FOREST ECOSYSTEMS, FOREST MANAGEMENT AND THE GLOBAL CARBON CYCLE
by Dr. M.J. Apps and Dr. D.T. Price, Natural Resources Canada, Canadian Forest Service, Edmonton/Alberta (Canada)

This book (NATO ASI SERIES I40) provides a contemporary review by leading experts on the role of global forests on the C cycle, a topic brought into sharp public focus by concerns about global warming.

Part I deals with past and present contributions of global forests to C cycling between the biosphere and the atmosphere. Important natural regulators of C fluxes are reviewed, as well as human influences, such as CO2 fertilization, N fertilization due to pollution, land-use change, and forest management. These processes may all contribute to the so-called "missing C sink", widely believed to lie mainly in forested ecosystems of the northern hemisphere, although, as the book reveals, identifying a single, precise mechanism may be impossible. The possible consequences of global climate warming - due to anthropogenically increased atmospheric concentrations of greenhouse gases - are considered in chapters on natural disturbances and other possible climatic feedbacks. In Part II, the C budget implications of forest land-use and land- use change (particularly as it affects tropical forest distribution and structure) are considered. Historical removal of temperature forests and conversion to agricultural use released significant quantities of C in past centuries. More recently, these trends have stabilized and even begun to reverse, although deforestation and degradation of some forests, notably in tropical regions, remain important sources of C emissions to the atmosphere. Chapters are devoted to estimation of the current state of forests in the remoter regions - the tropics and boreal Asia - and to assessments of changes in forest C dynamics, in the recent past and foreseeable future, in Europe and North America.

Forest management and wood products are the focus of Part III. Several chapters explore the possible mitigation of C emissions by regional forests and the wood products industry, and practical recommendations are presented in a working group paper. Forest management which increases forest ecosystem C storage is seen of value in mitigating GHG emissions, but only over the short term. In many cases, this strategy proves expensive due to costs of protection against disturbances and loss of revenue from harvesting. The alternative is to store C in wood products and to manage forests with this objective. The largest C gains are likely to be obtained from energy substitution (either direct, using forest fiber as a biofuel, or indirect where wood-based construction materials replace products requiring high energy input, such as steel and luminium).

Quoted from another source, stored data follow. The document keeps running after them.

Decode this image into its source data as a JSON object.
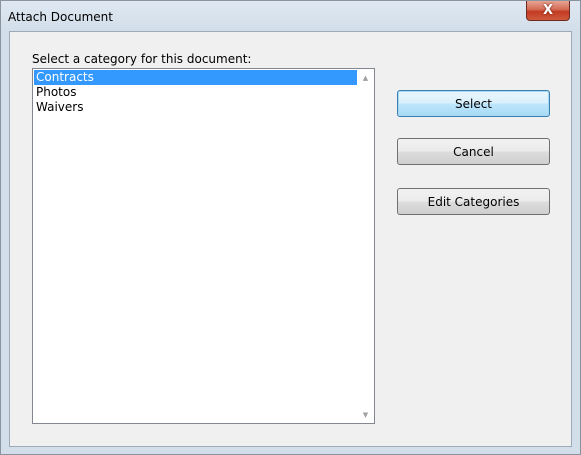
{
  "window": {
    "title": "Attach Document",
    "close_glyph": "X"
  },
  "dialog": {
    "prompt": "Select a category for this document:",
    "categories": [
      {
        "label": "Contracts",
        "selected": true
      },
      {
        "label": "Photos",
        "selected": false
      },
      {
        "label": "Waivers",
        "selected": false
      }
    ],
    "scroll_up_glyph": "▲",
    "scroll_down_glyph": "▼"
  },
  "buttons": {
    "select_label": "Select",
    "cancel_label": "Cancel",
    "edit_categories_label": "Edit Categories"
  },
  "colors": {
    "selection": "#3399ff",
    "default_button_border": "#3c7fb1",
    "close_button": "#c23a22"
  }
}
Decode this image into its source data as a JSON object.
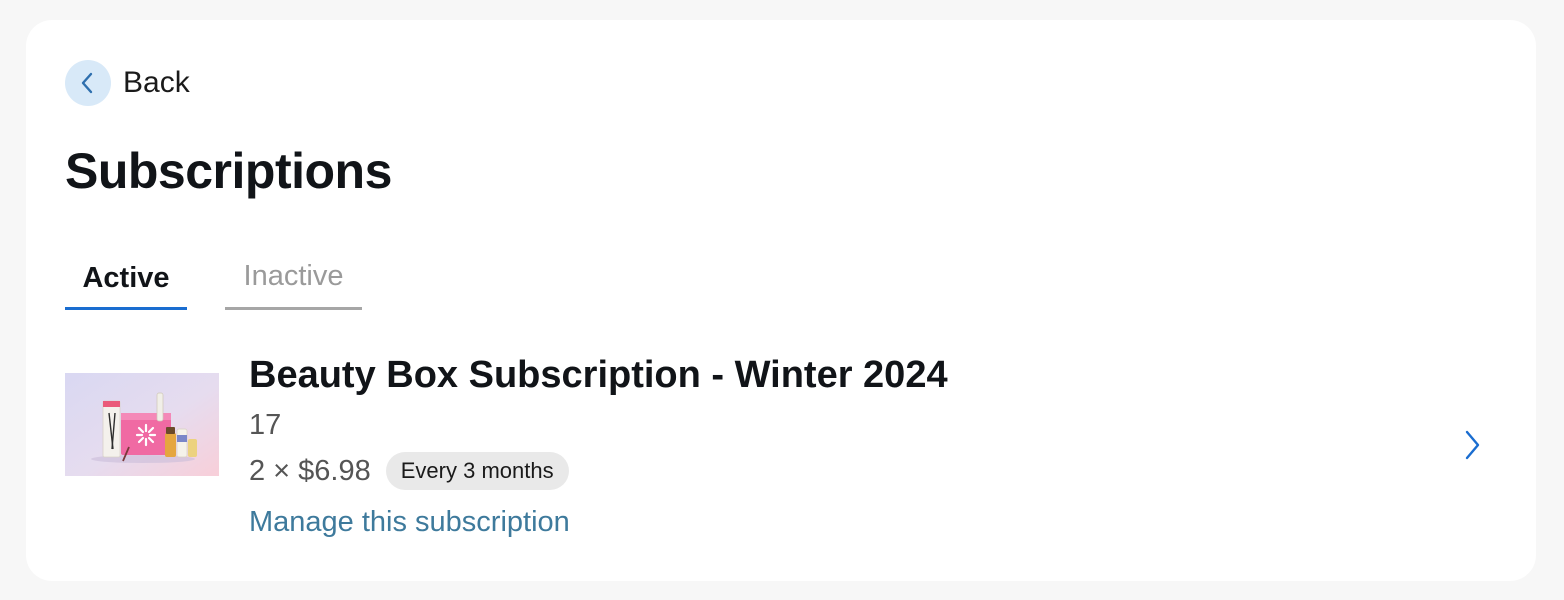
{
  "back": {
    "label": "Back"
  },
  "page": {
    "title": "Subscriptions"
  },
  "tabs": [
    {
      "label": "Active"
    },
    {
      "label": "Inactive"
    }
  ],
  "subscription": {
    "title": "Beauty Box Subscription - Winter 2024",
    "quantity_line": "17",
    "price": "2 × $6.98",
    "frequency_badge": "Every 3 months",
    "manage_link": "Manage this subscription"
  },
  "colors": {
    "accent": "#1a6dd0",
    "link": "#3e7a9c",
    "back_circle": "#d8e9f8",
    "badge_bg": "#e9e9e9"
  },
  "icons": {
    "back": "chevron-left-icon",
    "row": "chevron-right-icon"
  }
}
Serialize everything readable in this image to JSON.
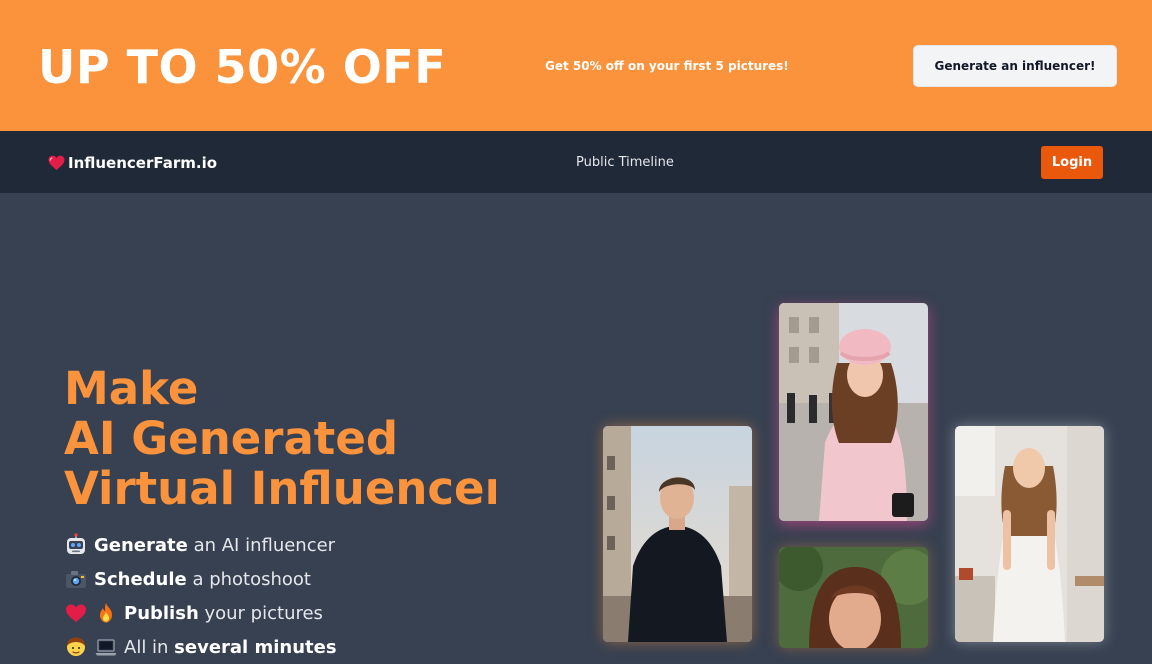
{
  "promo": {
    "headline": "UP TO 50% OFF",
    "subtext": "Get 50% off on your first 5 pictures!",
    "cta_label": "Generate an influencer!",
    "background": "#fb923c"
  },
  "nav": {
    "brand_icon": "heart-icon",
    "brand_name": "InfluencerFarm.io",
    "links": [
      {
        "label": "Public Timeline"
      }
    ],
    "login_label": "Login",
    "login_color": "#ea580c"
  },
  "hero": {
    "title_lines": [
      "Make",
      "AI Generated",
      "Virtual Influencers"
    ],
    "title_color": "#fb923c",
    "features": [
      {
        "icons": [
          "robot-icon"
        ],
        "bold": "Generate",
        "rest": " an AI influencer"
      },
      {
        "icons": [
          "camera-icon"
        ],
        "bold": "Schedule",
        "rest": " a photoshoot"
      },
      {
        "icons": [
          "heart-icon",
          "fire-icon"
        ],
        "bold": "Publish",
        "rest": " your pictures"
      },
      {
        "icons": [
          "person-icon",
          "laptop-icon"
        ],
        "prefix": "All in ",
        "bold": "several minutes",
        "rest": ""
      }
    ]
  },
  "gallery": [
    {
      "subject": "man in dark coat on city street"
    },
    {
      "subject": "woman in pink beret and pink coat"
    },
    {
      "subject": "woman with curly hair close-up"
    },
    {
      "subject": "woman in white dress in kitchen"
    }
  ]
}
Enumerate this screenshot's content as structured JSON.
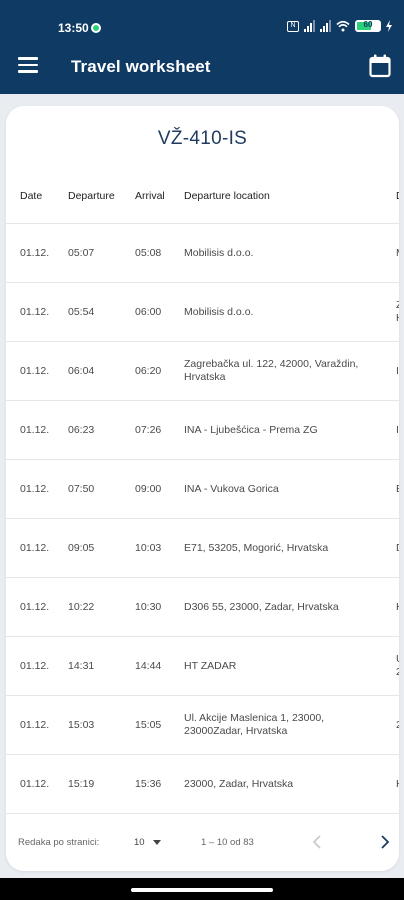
{
  "status_bar": {
    "time": "13:50",
    "battery": "60"
  },
  "app_bar": {
    "title": "Travel worksheet",
    "menu_icon": "hamburger-menu-icon",
    "calendar_icon": "calendar-icon"
  },
  "vehicle": {
    "plate": "VŽ-410-IS"
  },
  "table": {
    "columns": [
      "Date",
      "Departure",
      "Arrival",
      "Departure location",
      "D"
    ],
    "rows": [
      {
        "date": "01.12.",
        "departure": "05:07",
        "arrival": "05:08",
        "location": "Mobilisis d.o.o.",
        "next": "M"
      },
      {
        "date": "01.12.",
        "departure": "05:54",
        "arrival": "06:00",
        "location": "Mobilisis d.o.o.",
        "next": "Z H"
      },
      {
        "date": "01.12.",
        "departure": "06:04",
        "arrival": "06:20",
        "location": "Zagrebačka ul. 122, 42000, Varaždin, Hrvatska",
        "next": "I"
      },
      {
        "date": "01.12.",
        "departure": "06:23",
        "arrival": "07:26",
        "location": "INA - Ljubešćica - Prema ZG",
        "next": "I"
      },
      {
        "date": "01.12.",
        "departure": "07:50",
        "arrival": "09:00",
        "location": "INA - Vukova Gorica",
        "next": "E"
      },
      {
        "date": "01.12.",
        "departure": "09:05",
        "arrival": "10:03",
        "location": "E71, 53205, Mogorić, Hrvatska",
        "next": "D"
      },
      {
        "date": "01.12.",
        "departure": "10:22",
        "arrival": "10:30",
        "location": "D306 55, 23000, Zadar, Hrvatska",
        "next": "H"
      },
      {
        "date": "01.12.",
        "departure": "14:31",
        "arrival": "14:44",
        "location": "HT ZADAR",
        "next": "U 2"
      },
      {
        "date": "01.12.",
        "departure": "15:03",
        "arrival": "15:05",
        "location": "Ul. Akcije Maslenica 1, 23000, 23000Zadar, Hrvatska",
        "next": "2"
      },
      {
        "date": "01.12.",
        "departure": "15:19",
        "arrival": "15:36",
        "location": "23000, Zadar, Hrvatska",
        "next": "H"
      }
    ]
  },
  "pagination": {
    "rows_per_page_label": "Redaka po stranici:",
    "rows_per_page": "10",
    "range": "1 – 10 od 83",
    "prev_icon": "chevron-left-icon",
    "next_icon": "chevron-right-icon"
  },
  "colors": {
    "app_bar": "#0f3a63",
    "background": "#e9edf1",
    "card": "#ffffff",
    "plate_text": "#1f3b5e",
    "status_dot": "#2bd07a"
  }
}
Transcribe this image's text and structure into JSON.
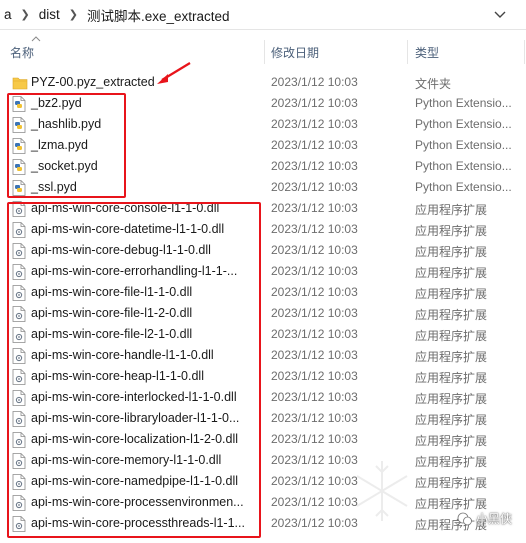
{
  "address": {
    "crumbs": [
      "a",
      "dist",
      "测试脚本.exe_extracted"
    ]
  },
  "columns": {
    "name": "名称",
    "date": "修改日期",
    "type": "类型"
  },
  "files": [
    {
      "name": "PYZ-00.pyz_extracted",
      "date": "2023/1/12 10:03",
      "type": "文件夹",
      "icon": "folder-icon"
    },
    {
      "name": "_bz2.pyd",
      "date": "2023/1/12 10:03",
      "type": "Python Extensio...",
      "icon": "python-file-icon"
    },
    {
      "name": "_hashlib.pyd",
      "date": "2023/1/12 10:03",
      "type": "Python Extensio...",
      "icon": "python-file-icon"
    },
    {
      "name": "_lzma.pyd",
      "date": "2023/1/12 10:03",
      "type": "Python Extensio...",
      "icon": "python-file-icon"
    },
    {
      "name": "_socket.pyd",
      "date": "2023/1/12 10:03",
      "type": "Python Extensio...",
      "icon": "python-file-icon"
    },
    {
      "name": "_ssl.pyd",
      "date": "2023/1/12 10:03",
      "type": "Python Extensio...",
      "icon": "python-file-icon"
    },
    {
      "name": "api-ms-win-core-console-l1-1-0.dll",
      "date": "2023/1/12 10:03",
      "type": "应用程序扩展",
      "icon": "dll-file-icon"
    },
    {
      "name": "api-ms-win-core-datetime-l1-1-0.dll",
      "date": "2023/1/12 10:03",
      "type": "应用程序扩展",
      "icon": "dll-file-icon"
    },
    {
      "name": "api-ms-win-core-debug-l1-1-0.dll",
      "date": "2023/1/12 10:03",
      "type": "应用程序扩展",
      "icon": "dll-file-icon"
    },
    {
      "name": "api-ms-win-core-errorhandling-l1-1-...",
      "date": "2023/1/12 10:03",
      "type": "应用程序扩展",
      "icon": "dll-file-icon"
    },
    {
      "name": "api-ms-win-core-file-l1-1-0.dll",
      "date": "2023/1/12 10:03",
      "type": "应用程序扩展",
      "icon": "dll-file-icon"
    },
    {
      "name": "api-ms-win-core-file-l1-2-0.dll",
      "date": "2023/1/12 10:03",
      "type": "应用程序扩展",
      "icon": "dll-file-icon"
    },
    {
      "name": "api-ms-win-core-file-l2-1-0.dll",
      "date": "2023/1/12 10:03",
      "type": "应用程序扩展",
      "icon": "dll-file-icon"
    },
    {
      "name": "api-ms-win-core-handle-l1-1-0.dll",
      "date": "2023/1/12 10:03",
      "type": "应用程序扩展",
      "icon": "dll-file-icon"
    },
    {
      "name": "api-ms-win-core-heap-l1-1-0.dll",
      "date": "2023/1/12 10:03",
      "type": "应用程序扩展",
      "icon": "dll-file-icon"
    },
    {
      "name": "api-ms-win-core-interlocked-l1-1-0.dll",
      "date": "2023/1/12 10:03",
      "type": "应用程序扩展",
      "icon": "dll-file-icon"
    },
    {
      "name": "api-ms-win-core-libraryloader-l1-1-0...",
      "date": "2023/1/12 10:03",
      "type": "应用程序扩展",
      "icon": "dll-file-icon"
    },
    {
      "name": "api-ms-win-core-localization-l1-2-0.dll",
      "date": "2023/1/12 10:03",
      "type": "应用程序扩展",
      "icon": "dll-file-icon"
    },
    {
      "name": "api-ms-win-core-memory-l1-1-0.dll",
      "date": "2023/1/12 10:03",
      "type": "应用程序扩展",
      "icon": "dll-file-icon"
    },
    {
      "name": "api-ms-win-core-namedpipe-l1-1-0.dll",
      "date": "2023/1/12 10:03",
      "type": "应用程序扩展",
      "icon": "dll-file-icon"
    },
    {
      "name": "api-ms-win-core-processenvironmen...",
      "date": "2023/1/12 10:03",
      "type": "应用程序扩展",
      "icon": "dll-file-icon"
    },
    {
      "name": "api-ms-win-core-processthreads-l1-1...",
      "date": "2023/1/12 10:03",
      "type": "应用程序扩展",
      "icon": "dll-file-icon"
    }
  ],
  "watermark": {
    "text": "小黑侠"
  },
  "colors": {
    "annotation": "#e8141b",
    "folder": "#f7c948",
    "header_text": "#4c607a",
    "secondary_text": "#6d6d6d"
  }
}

Part IV discusses socio-economic aspects of managing global forests as C stores. How local forest-use conflicts can be resolved while meeting global responsibilities, including carbon storage, is a challenging problem. Three chapters suggest economic criteria which may be used to assign values to C storage, help eliminate forest destruction and encourage conservation. Three others address the thorny problem of tropical deforestation and forest degradation. Discussions of the problems of managing forests for carbon, both at the regional and global scales, round out the section.

An Epilogue closes the book with an elegant summary of the issues. It stresses the need for a scientifically based global policy on forest management and makes the case for immediate action at the highest levels if catastrophic losses of global forest resources are to be avoided.